See what ever was consiered the modern age just ended and I was thinking what would be the kick off point for the new era was. If we are using an issue as a starting point and not Disney buying Marvel I was putting my money on GL: Rebirth #1. It's clearly not anything from Marvel because their out put is just variant covers and them reacting to what DC is doing in their books.
I think your best bet for speculation is the Green Lantern: Secret Origin hardcover, it can still be picked up relatively cheaply but is out of print. Out-of-print hardcovers tend to rapidly g up in value and with a film tie-in you could make a pretty penny (as long as you sell it before DC reprint the hardcover, if they do).
if I went 'round saying I was an Emperor just because some moistened bint had lobbed a scimitar at me, they'd put me away!
The reasons back issues used to matter was scarcity. If you didn't own the actual issue, you couldn't read it.
Now you can buy the trade, or pick up the digital editions.
Sooner or later people will figure it out, and comics will go back to being what they once were. Disposable pieces of paper that people read and enjoy.
Back issues aren't a dead industry, but they sure aren't what they once were. There are plenty of things that are never going to be collected or available as a legal download (and a buncha stuff that prob'ly won't be available illegally either). And, ya know, there are some people that prefer to read the individual issues.
The early Walking Dead issues have been reprinted in at least 3 formats (and #1 reissued yet another time as a $1.00 comic) and yet they seem to be holding their value quite.....
....Erm, Scratch that. Back issues from the last 15 years are indeed worthless. Anyone looking to unload those disposable early Walking Dead's, just send me a PM and I'll be happy to exchange your copies of Issues #1-6 for a nice shiny new TPB.

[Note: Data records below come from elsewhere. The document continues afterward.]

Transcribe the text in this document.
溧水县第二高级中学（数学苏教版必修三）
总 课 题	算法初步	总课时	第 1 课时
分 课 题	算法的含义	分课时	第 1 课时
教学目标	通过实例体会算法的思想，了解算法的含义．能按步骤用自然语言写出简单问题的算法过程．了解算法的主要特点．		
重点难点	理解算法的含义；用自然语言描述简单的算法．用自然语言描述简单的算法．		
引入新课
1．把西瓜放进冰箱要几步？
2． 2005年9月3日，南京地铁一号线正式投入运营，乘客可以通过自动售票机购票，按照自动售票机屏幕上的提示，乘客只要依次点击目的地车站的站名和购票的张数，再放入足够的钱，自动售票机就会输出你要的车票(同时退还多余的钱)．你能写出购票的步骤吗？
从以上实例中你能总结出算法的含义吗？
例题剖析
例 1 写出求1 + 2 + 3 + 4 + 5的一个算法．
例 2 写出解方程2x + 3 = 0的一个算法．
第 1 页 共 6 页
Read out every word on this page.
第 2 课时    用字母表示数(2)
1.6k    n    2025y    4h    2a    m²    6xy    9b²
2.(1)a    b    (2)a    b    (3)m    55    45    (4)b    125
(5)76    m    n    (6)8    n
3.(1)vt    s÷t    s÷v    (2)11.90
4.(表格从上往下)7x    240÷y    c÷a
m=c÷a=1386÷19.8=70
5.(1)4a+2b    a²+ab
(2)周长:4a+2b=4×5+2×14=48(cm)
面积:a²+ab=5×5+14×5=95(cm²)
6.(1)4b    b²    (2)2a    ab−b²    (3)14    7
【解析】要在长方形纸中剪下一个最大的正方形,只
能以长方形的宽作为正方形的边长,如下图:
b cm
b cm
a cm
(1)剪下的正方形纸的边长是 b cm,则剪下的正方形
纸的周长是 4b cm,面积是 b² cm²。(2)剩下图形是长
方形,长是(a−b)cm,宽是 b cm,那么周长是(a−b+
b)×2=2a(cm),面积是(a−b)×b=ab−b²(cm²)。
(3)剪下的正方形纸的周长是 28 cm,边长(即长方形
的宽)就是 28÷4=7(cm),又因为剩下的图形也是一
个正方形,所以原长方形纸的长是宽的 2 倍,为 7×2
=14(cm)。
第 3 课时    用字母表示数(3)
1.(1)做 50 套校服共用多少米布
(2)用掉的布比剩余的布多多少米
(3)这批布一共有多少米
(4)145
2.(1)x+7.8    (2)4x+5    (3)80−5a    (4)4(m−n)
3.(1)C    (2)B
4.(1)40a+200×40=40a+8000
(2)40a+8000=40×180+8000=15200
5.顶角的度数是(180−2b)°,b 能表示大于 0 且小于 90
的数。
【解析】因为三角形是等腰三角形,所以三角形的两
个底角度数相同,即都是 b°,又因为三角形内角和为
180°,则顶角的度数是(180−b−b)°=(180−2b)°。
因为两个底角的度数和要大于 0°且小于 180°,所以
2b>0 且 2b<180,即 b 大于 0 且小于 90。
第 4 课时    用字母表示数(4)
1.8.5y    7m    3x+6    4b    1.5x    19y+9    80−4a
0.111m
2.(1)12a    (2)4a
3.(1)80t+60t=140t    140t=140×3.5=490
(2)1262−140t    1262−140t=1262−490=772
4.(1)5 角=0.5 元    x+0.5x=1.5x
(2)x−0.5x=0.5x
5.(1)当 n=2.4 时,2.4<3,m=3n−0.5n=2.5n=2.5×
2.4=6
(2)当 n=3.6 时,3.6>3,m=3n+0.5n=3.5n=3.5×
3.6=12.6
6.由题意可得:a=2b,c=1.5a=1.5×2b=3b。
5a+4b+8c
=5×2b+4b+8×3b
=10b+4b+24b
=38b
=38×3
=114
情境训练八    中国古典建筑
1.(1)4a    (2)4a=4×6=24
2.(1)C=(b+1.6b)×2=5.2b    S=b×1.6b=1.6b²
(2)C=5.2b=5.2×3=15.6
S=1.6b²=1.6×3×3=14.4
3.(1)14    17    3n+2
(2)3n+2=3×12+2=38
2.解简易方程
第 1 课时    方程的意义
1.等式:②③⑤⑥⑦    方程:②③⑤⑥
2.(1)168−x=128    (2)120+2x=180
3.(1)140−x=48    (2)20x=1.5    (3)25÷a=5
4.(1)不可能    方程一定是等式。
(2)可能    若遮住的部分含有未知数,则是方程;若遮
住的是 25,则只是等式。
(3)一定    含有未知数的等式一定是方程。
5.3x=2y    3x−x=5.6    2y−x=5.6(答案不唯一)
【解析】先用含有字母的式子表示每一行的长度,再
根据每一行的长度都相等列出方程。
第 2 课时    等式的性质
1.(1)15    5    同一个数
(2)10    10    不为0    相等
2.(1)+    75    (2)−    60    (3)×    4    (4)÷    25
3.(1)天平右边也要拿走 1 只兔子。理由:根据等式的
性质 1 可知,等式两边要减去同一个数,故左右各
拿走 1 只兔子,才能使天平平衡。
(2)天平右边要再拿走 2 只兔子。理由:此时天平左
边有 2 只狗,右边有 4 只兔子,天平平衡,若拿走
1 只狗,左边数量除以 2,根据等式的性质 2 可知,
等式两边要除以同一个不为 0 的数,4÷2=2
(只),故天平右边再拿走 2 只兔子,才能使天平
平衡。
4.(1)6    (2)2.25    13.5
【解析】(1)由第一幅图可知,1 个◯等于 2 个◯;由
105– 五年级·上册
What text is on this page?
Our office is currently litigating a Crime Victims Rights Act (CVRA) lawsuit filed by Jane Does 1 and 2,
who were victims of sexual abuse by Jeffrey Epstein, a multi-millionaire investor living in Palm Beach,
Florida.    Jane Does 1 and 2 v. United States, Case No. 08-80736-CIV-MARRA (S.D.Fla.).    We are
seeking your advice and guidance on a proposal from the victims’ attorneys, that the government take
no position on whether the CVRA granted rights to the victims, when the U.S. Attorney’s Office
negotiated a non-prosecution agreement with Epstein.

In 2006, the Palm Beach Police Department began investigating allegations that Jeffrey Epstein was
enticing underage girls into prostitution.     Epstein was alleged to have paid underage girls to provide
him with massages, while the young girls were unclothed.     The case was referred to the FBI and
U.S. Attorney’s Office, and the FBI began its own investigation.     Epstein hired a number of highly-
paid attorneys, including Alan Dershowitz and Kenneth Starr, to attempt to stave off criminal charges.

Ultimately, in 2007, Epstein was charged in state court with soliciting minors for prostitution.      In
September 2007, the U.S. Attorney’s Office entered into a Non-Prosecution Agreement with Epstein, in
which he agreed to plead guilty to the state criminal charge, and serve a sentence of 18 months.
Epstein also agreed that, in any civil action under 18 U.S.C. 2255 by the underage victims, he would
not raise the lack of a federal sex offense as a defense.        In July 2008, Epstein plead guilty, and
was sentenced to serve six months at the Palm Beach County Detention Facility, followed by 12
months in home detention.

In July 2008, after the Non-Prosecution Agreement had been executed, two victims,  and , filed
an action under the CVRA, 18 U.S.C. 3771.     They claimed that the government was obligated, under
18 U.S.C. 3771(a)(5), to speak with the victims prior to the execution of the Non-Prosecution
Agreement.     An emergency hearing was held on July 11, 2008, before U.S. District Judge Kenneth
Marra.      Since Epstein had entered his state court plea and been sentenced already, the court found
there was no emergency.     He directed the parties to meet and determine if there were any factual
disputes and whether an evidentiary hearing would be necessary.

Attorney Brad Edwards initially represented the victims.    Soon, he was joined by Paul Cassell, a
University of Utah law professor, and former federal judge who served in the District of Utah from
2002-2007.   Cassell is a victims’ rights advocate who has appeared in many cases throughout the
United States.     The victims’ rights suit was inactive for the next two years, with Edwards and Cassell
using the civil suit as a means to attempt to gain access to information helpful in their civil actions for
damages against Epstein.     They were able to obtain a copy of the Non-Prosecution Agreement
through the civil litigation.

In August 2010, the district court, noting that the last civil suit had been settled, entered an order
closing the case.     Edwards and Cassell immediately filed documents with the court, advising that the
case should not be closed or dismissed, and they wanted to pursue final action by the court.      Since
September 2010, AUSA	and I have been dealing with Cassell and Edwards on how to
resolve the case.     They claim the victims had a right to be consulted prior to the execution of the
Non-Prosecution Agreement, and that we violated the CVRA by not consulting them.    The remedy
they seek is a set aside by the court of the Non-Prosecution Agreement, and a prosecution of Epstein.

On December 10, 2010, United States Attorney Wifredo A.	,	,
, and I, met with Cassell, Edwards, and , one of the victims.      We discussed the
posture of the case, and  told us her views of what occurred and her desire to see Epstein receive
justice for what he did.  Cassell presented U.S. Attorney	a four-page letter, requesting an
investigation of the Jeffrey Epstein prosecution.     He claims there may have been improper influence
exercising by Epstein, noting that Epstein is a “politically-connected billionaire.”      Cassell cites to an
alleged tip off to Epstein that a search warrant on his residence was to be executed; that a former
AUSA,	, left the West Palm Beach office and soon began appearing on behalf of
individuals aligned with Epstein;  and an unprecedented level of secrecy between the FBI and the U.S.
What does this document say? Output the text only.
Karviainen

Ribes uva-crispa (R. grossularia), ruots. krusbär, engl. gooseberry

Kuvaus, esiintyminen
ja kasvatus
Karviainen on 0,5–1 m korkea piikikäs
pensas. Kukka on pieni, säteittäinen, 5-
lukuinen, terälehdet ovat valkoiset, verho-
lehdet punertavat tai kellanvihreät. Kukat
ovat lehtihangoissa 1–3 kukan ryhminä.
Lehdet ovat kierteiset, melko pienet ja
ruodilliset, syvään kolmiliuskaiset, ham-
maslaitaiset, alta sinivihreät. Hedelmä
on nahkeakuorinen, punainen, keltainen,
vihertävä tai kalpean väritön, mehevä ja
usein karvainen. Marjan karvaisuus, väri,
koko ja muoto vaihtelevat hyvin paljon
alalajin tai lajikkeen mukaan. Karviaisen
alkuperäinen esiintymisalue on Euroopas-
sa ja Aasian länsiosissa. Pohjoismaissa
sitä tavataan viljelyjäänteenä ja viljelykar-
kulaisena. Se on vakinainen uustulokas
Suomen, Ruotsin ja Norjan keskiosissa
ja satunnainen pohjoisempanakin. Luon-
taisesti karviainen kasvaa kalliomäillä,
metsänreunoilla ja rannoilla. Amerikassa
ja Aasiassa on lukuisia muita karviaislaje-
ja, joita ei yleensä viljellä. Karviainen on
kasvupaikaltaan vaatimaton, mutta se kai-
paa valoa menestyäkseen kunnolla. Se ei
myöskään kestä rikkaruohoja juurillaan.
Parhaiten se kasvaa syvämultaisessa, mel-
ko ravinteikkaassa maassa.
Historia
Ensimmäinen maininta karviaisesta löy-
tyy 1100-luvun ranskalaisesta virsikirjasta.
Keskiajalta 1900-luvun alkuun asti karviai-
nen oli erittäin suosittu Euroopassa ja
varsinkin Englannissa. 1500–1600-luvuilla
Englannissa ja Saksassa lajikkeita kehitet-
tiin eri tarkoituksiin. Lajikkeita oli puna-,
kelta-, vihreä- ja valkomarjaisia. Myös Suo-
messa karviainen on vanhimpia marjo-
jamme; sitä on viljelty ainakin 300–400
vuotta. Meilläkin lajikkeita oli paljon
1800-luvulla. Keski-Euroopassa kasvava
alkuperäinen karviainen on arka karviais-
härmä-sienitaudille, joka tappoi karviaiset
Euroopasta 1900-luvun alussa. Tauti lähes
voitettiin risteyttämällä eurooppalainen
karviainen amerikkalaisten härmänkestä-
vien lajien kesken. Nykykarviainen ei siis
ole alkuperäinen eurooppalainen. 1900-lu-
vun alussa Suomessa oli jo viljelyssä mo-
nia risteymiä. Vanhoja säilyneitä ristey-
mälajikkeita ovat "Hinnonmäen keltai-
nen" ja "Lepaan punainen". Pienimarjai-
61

Silver and Bronze age in nice condition will always be valuable. 90's glut, chromium/speculation crap, not. And the print runs of todays singles is so low that I think they will be collectible when everyone is just downloading stories. And people will think It's retro to have an actual comic book. But this will probably be the case after we are all dead.
This was a decent story that was at least two issues too long.
It certainly made sense to update the origin story following all the revelations of the GL mythos in the Sinestro Corps War, but at the same time, SCW jumpstarted renewed interest in both GL titles and really built some momentum, and those 7 months (8 to 9 counting delays) of the origin story threatened to kill it. They'd just introduced all these new characters and concepts, but put off exploring them until after recapping the origin.
It was a good idea, but the timing could've been better.